Enabling Secure NVM-Based in-Memory Neural Network Computing by Sparse Fast Gradient Encryption

Neural network (NN) computing is energy-consuming on traditional computing systems, owing to the inherent memory wall bottleneck of the von Neumann architecture and the Moore's Law being approaching the end. Non-volatile memories (NVMs) have been demonstrated as promising alternatives for constructing computing-in-memory (CIM) systems to accelerate NN computing. However, NVM-based NN computing systems are vulnerable to the confidentiality attacks because the weight parameters persist in memory when the system is powered off, enabling an adversary with physical access to extract the well-trained NN models.

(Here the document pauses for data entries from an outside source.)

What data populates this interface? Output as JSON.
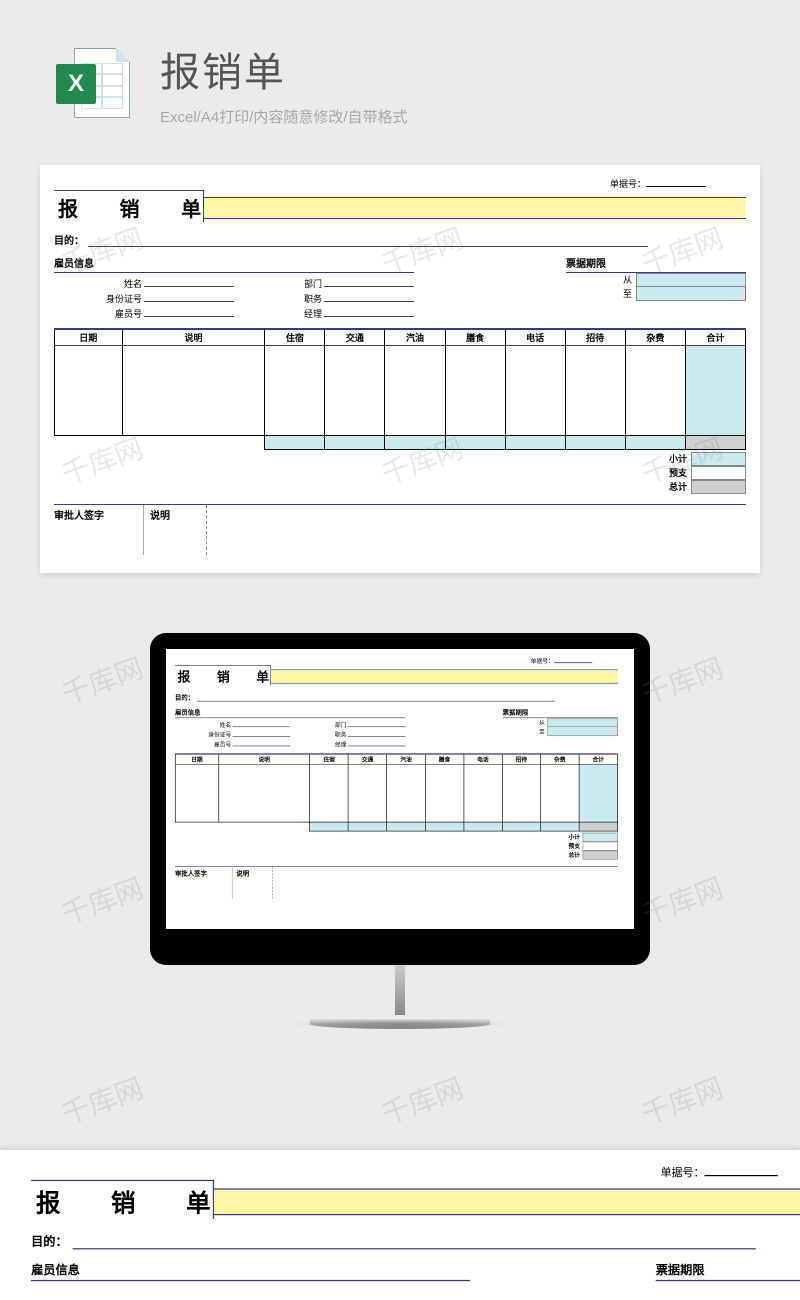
{
  "header": {
    "title": "报销单",
    "subtitle": "Excel/A4打印/内容随意修改/自带格式",
    "icon_letter": "X"
  },
  "form": {
    "doc_no_label": "单据号：",
    "title": "报 销 单",
    "purpose_label": "目的：",
    "employee_section": "雇员信息",
    "fields": {
      "name": "姓名",
      "dept": "部门",
      "id": "身份证号",
      "position": "职务",
      "emp_no": "雇员号",
      "manager": "经理"
    },
    "period_section": "票据期限",
    "period_from": "从",
    "period_to": "至",
    "columns": {
      "date": "日期",
      "desc": "说明",
      "lodging": "住宿",
      "transport": "交通",
      "fuel": "汽油",
      "meals": "膳食",
      "phone": "电话",
      "entertain": "招待",
      "misc": "杂费",
      "total": "合计"
    },
    "summary": {
      "subtotal": "小计",
      "advance": "预支",
      "grand": "总计"
    },
    "approval": {
      "signer": "审批人签字",
      "note": "说明"
    }
  },
  "watermark": "千库网",
  "colors": {
    "yellow": "#fcf6a6",
    "cyan": "#c9ebf0",
    "navy": "#3b3b7a"
  }
}
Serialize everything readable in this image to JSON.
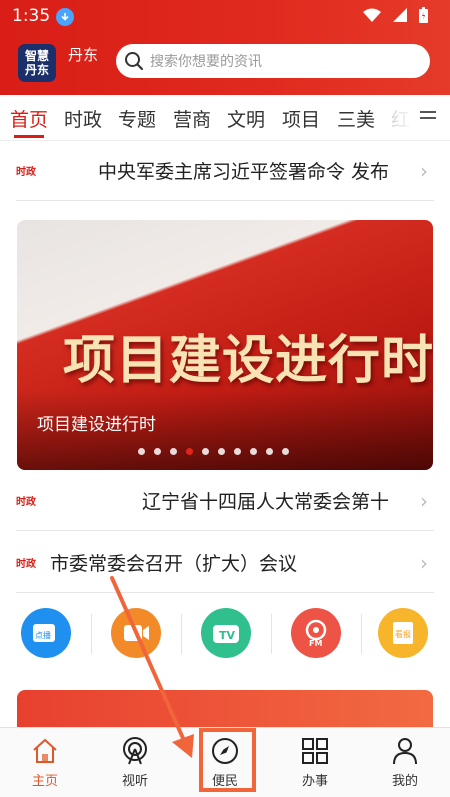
{
  "status_bar": {
    "time": "1:35"
  },
  "header": {
    "logo_line1": "智慧",
    "logo_line2": "丹东",
    "city": "丹东",
    "search_placeholder": "搜索你想要的资讯"
  },
  "tabs": [
    {
      "label": "首页"
    },
    {
      "label": "时政"
    },
    {
      "label": "专题"
    },
    {
      "label": "营商"
    },
    {
      "label": "文明"
    },
    {
      "label": "项目"
    },
    {
      "label": "三美"
    },
    {
      "label": "红"
    }
  ],
  "news": [
    {
      "tag": "时政",
      "title": "中央军委主席习近平签署命令  发布"
    },
    {
      "tag": "时政",
      "title": "辽宁省十四届人大常委会第十"
    },
    {
      "tag": "时政",
      "title": "市委常委会召开（扩大）会议"
    }
  ],
  "banner": {
    "title": "项目建设进行时",
    "caption": "项目建设进行时",
    "dot_count": 10,
    "active_dot": 3
  },
  "shortcuts": [
    {
      "name": "live-icon",
      "label": "点播"
    },
    {
      "name": "video-icon",
      "label": ""
    },
    {
      "name": "tv-icon",
      "label": "TV"
    },
    {
      "name": "radio-fm-icon",
      "label": "FM"
    },
    {
      "name": "newspaper-icon",
      "label": "看报"
    }
  ],
  "bottom_nav": [
    {
      "label": "主页"
    },
    {
      "label": "视听"
    },
    {
      "label": "便民"
    },
    {
      "label": "办事"
    },
    {
      "label": "我的"
    }
  ],
  "colors": {
    "brand_red": "#d81e16",
    "accent_orange": "#f0653a"
  }
}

The goal of this article is to find a solution for thwarting the confidentiality attacks. We define and model the weight encryption problem. Then we propose an effective framework, containing a sparse fast gradient encryption (SFGE) method and a runtime encryption scheduling (RES) scheme, to guarantee the confidentiality security of NN models with a negligible performance overhead. Moreover, we improve the SFGE method by incrementally generating the encryption keys. Additionally, we provide variants of the encryption method to better fit quantized models and various mapping strategies. The experiments demonstrate that only encrypting an extremely small proportion of the weights (e.g., 20 weights per layer in ResNet-101), the NN models can be strictly protected.